Clinica Oncologica, Università Politecnica delle Marche, AOU Ospedali Riuniti, 60126 Ancona, Italy.

出版信息

Cancers (Basel). 2022 Sep 29;14(19):4765. doi: 10.3390/cancers14194765.

Abstract

During the last decade, the identification of oncogenic driver mutations and the introduction of tyrosine kinase inhibitors (TKIs) in daily clinical practice have substantially revamped the therapeutic approach of oncogene-addicted, non-small cell lung cancer (NSCLC). Rearrangements in the anaplastic lymphoma kinase (ALK) gene are detected in around 3-5% of all NSCLC patients. Following the promising results of Crizotinib, a first-generation ALK inhibitor (ALK-i), other second-generation and more recently third-generation TKIs have been developed and are currently a landmark in NSCLC treatment, leading to a significant improvement in patients prognosis.
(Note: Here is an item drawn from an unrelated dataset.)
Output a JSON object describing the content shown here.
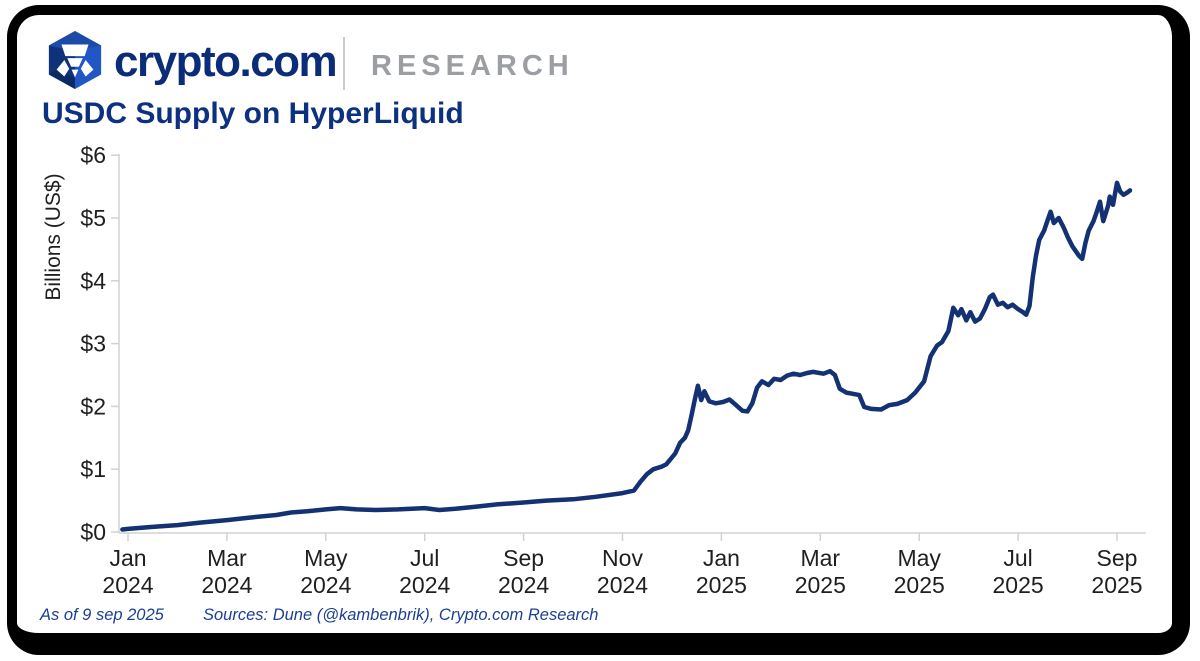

As clinical trials have already demonstrated high efficacy of each ALK-i, both in terms of systemic and intracranial disease control, comparative studies between second and third generation ALK-i are still lacking, and primary or secondary ALK-i resistance inevitably limit their efficacy. Resistance to ALK-i can be due to ALK-dependent or ALK-independent mechanisms, including the activation of bypass signaling pathways and histological transformation: these findings may play an important role in the future to select patients' subsequent therapy. This review aims to provide an overview of underlying molecular alterations of ALK-i resistance and point out promising role of liquid biopsy in predicting tumor response and monitoring resistance mutations. The purpose of this review is also to summarize current approval for ALK-rearranged NSCLC patients, to help clinicians in making decisions on therapeutic sequence, and to deepen the role of clinicopathological and genomic characteristics influencing patients' prognosis during treatment with ALK-i.

摘要

在过去十年中,致癌驱动突变的鉴定以及酪氨酸激酶抑制剂(TKIs)在日常临床实践中的引入,极大地改变了对致癌基因成瘾的非小细胞肺癌(NSCLC)的治疗方法。在所有NSCLC患者中,约3%-5%检测到间变性淋巴瘤激酶(ALK)基因重排。继第一代ALK抑制剂(ALK-i)克唑替尼取得令人鼓舞的结果之后,其他第二代以及最近的第三代TKIs已被开发出来,目前是NSCLC治疗的一个里程碑,显著改善了患者的预后。由于临床试验已经证明每种ALK-i在全身和颅内疾病控制方面都具有高疗效,第二代和第三代ALK-i之间的比较研究仍然缺乏,并且原发性或继发性ALK-i耐药不可避免地限制了它们的疗效。对ALK-i的耐药可能归因于ALK依赖性或ALK非依赖性机制,包括旁路信号通路的激活和组织学转化:这些发现可能在未来选择患者的后续治疗中发挥重要作用。本综述旨在概述ALK-i耐药的潜在分子改变,并指出液体活检在预测肿瘤反应和监测耐药突变方面的潜在作用。本综述的目的还在于总结目前对ALK重排NSCLC患者的批准情况,帮助临床医生对治疗顺序做出决策,并深入探讨临床病理和基因组特征在ALK-i治疗期间对患者预后的影响作用。